Donald Trump slams 'wrong' and 'confused' CDC director over claim no coronavirus vaccine until 2021

Donald Trump attempts to clarify comments made by CDC director Robert Redfield - Alex Wong/Getty Images
Donald Trump attempts to clarify comments made by CDC director Robert Redfield - Alex Wong/Getty Images

Donald Trump has slapped down the head of the United States’ health protection agency, saying he was “confused” and “wrong” for claiming a coronavirus vaccine was unlikely to be widely available before the middle of next year.

The US president, addressing a press conference on Wednesday, claimed a vaccine would be ready as early as October, directly contradicting a much longer timeline offered by Dr Robert Redfield, director of the federal Centres for Disease Control and Prevention (CDC).

Dr Redfield told the Senate Appropriations Committee earlier in the day that Mr Trump’s repeated assertion that a vaccine might be available before the November election was unlikely.

A vaccine could be given to the public as soon as November or December, Dr Redfield said, adding that limited first doses could go to those who were most vulnerable. But "in order to have enough of us immunised to have immunity, I think it’s going to take six to nine months", he added.

"I think he made a mistake when he said that. It's just incorrect information," Mr Trump said on Wednesday in response to a question from Fox News. "I believe he was confused.
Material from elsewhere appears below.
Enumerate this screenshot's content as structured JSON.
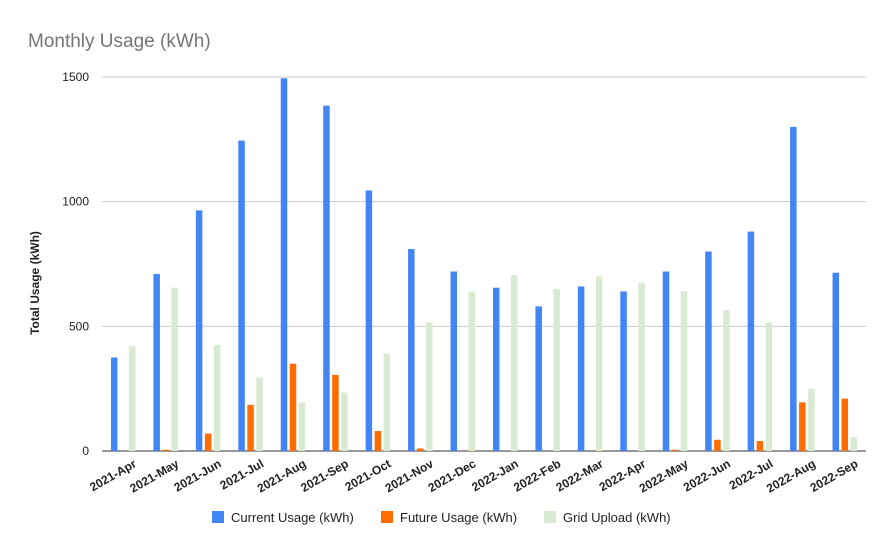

I think he just misunderstood the question, probably."

The president also said that Dr Redfield was wrong to say that a mask is more effective than a vaccine.

“The mask is not as important as the vaccine,” the president asserted, adding: “The mask, perhaps, helps.

“When I called up Robert today, I said, ‘What’s with the mask?’” Mr Trump said. “He said, ‘I think I answered that question incorrectly'. I think maybe he had misunderstood it.”

During the Senate hearing, the doctor said that masks are “the most important, powerful public health tool we have” in fighting the pandemic, “perhaps even more so than vaccines”.

Dr Redfield responded in a tweet late on Wednesday, writing: “I 100% believe in the importance of vaccines and the importance in particular of a #COVID19 vaccine. A COVID-19 vaccine is the thing that will get Americans back to normal everyday life.”

He reiterated the need for the public to wear masks: “The best defence we currently have against this virus are the important mitigation efforts of wearing a mask, washing your hands, social distancing and being careful about crowds.”

Mr Trump has regularly undermined and refuted claims by the country’s leading scientists and health experts, including Dr Anthony Fauci, director of the National Institute of Allergy and Infectious Diseases, who was once a regular speaker at the president’s coronavirus briefings before he was shunned.

The president has himself refused to wear masks in public, instead requiring those he comes in contact with be tested for the virus.

He also attempted to blame the high number of virus cases in Democrat-run states and suggested removing them from official figures.

"If you take the blue states out, we are at a level I don't think anybody in the world would be at," he said.

He claimed that public health measures to slow the spread of coronavirus in Democrat states are "hurting people far more than the disease itself", urging Republican governors to end their "deavstating" lockdowns.